Just to help the thought process a little bit. A true GROUND can’t have noise on it, it is zero volts @ earth potential by definition. What people refer to as ground noise, is a high DCR leg ABOVE ground and acts like a “signal” lead relative to true ground. There is a potential voltage.
We can make sure all grounds are the exact same zero DC potential (theoretically impossible as we have “wire” between the ground points of different DCR’s). The best solution is to isolate the signals ground plane to a small geographic spot where the wire DCR is mitigated. Some erroneously call this a single point ground, which is a larger global ground point.
Galvanic isolator can also work that break up a longer ground path and create a smaller local ground plane.
Another method is what I call passive RF absorber, make the impedance to a signal progressively higher as the frequency goes up. The expensive EPDM dielectrics used in ICONOCLAST acts exactly this way, the cable doesn’t pass RF well at all. This is clearly tested and shown in the data briefs.
The last method is brute force. Everyone asks what AWG cord should I use? For a super small current sink devices a smaller cord is fine. The voltage across the cord (resistance is the LENGTH of the cord) is proportional to the current. We can’t control the current but we can reduce the DCR so E=I*R is managed this way. Thus if we keep making the cord’s DCR lower won’t that make the residual voltage dropped across the cord smaller too? Yes, it will. One of the main topics of what is called BONDING is to make sure all the paths to ground (bond them together) are sufficiently low DCR. Using heavy power cords is a method of bonding the devices to the ground point. This also tries to mitigate ground loops to a lowest possible DCR such that they are inaudible.
Another method that is used is to force noise to go common mode and use a balanced circuit to remove it passively like when we use XLR cables. Some of these boxes do exactly that, they just run stuff through a balancing transformer or active circuit and make the signal balanced and the noise unbalanced and cancel the noise. Nothing wrong with that.
Before I bought a “box” I’d ask what method is used to remove the noise from the signal GOING to true ground so you understand the principals it is using. One or more? The problem isn’t the final destination at true ground, it is the PATH to that true ground.

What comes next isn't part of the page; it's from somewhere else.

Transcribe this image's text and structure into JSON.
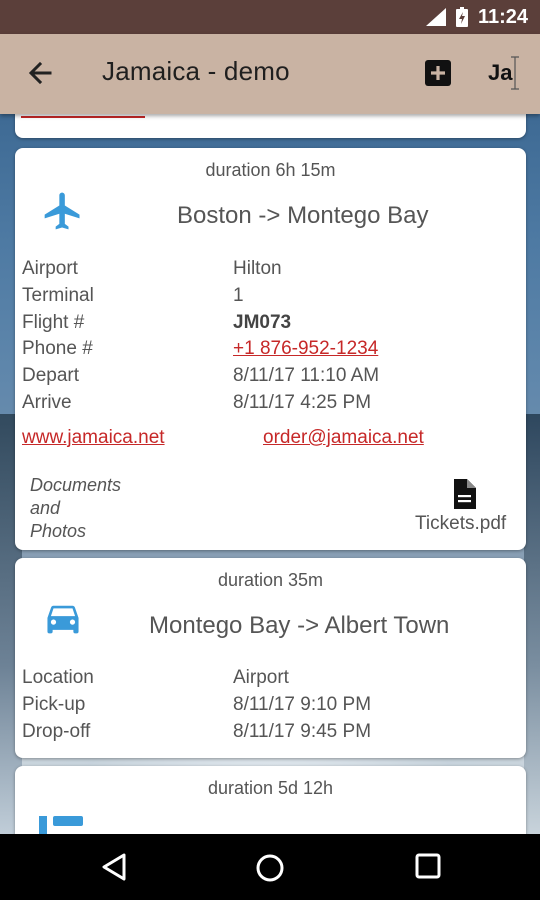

A system with a true ground can’t have noise on it. Power cords with no safety ground (green wire) are dangerous as hell as the chassis could go HOT and when you touch it YOU are now HOT. Well, you’re hot for awhile until your dead body cools off. A device that has a three terminal plug is not double insulated (AC power is totally isolated from the low level “signal” circuit and chassis) and should never, never, never use a clipped ground power cable.
Most stuff the chassis is not double ISOLATED/INSULATED. A box in a box if you will. RCA usually use the metal chassis as the low level signal ground reference as an example. But the 120V AC isn’t using the chassis as the power GROUND (neutral white wire). The HOT AC (black wire) is on the opposite side of the white neutral wire power ground and not what we call earth (green wire). If the hot black wire or any HOT part of the circuit get across the chassis it is now HOT, not neutral. But With the green safety ground attached it will pop the breaker when it senses current on that wire, if you don’t remove it!
Being killed isn’t worth removing noise. Never, never pop the safety wire ground off your devices. Yes, at the circuit box the neutral and green appear the same, the thing to learn is that on the opposite end of the wire the PATH back to the circuit box isn’t the same. You never want the path back to be the green wire!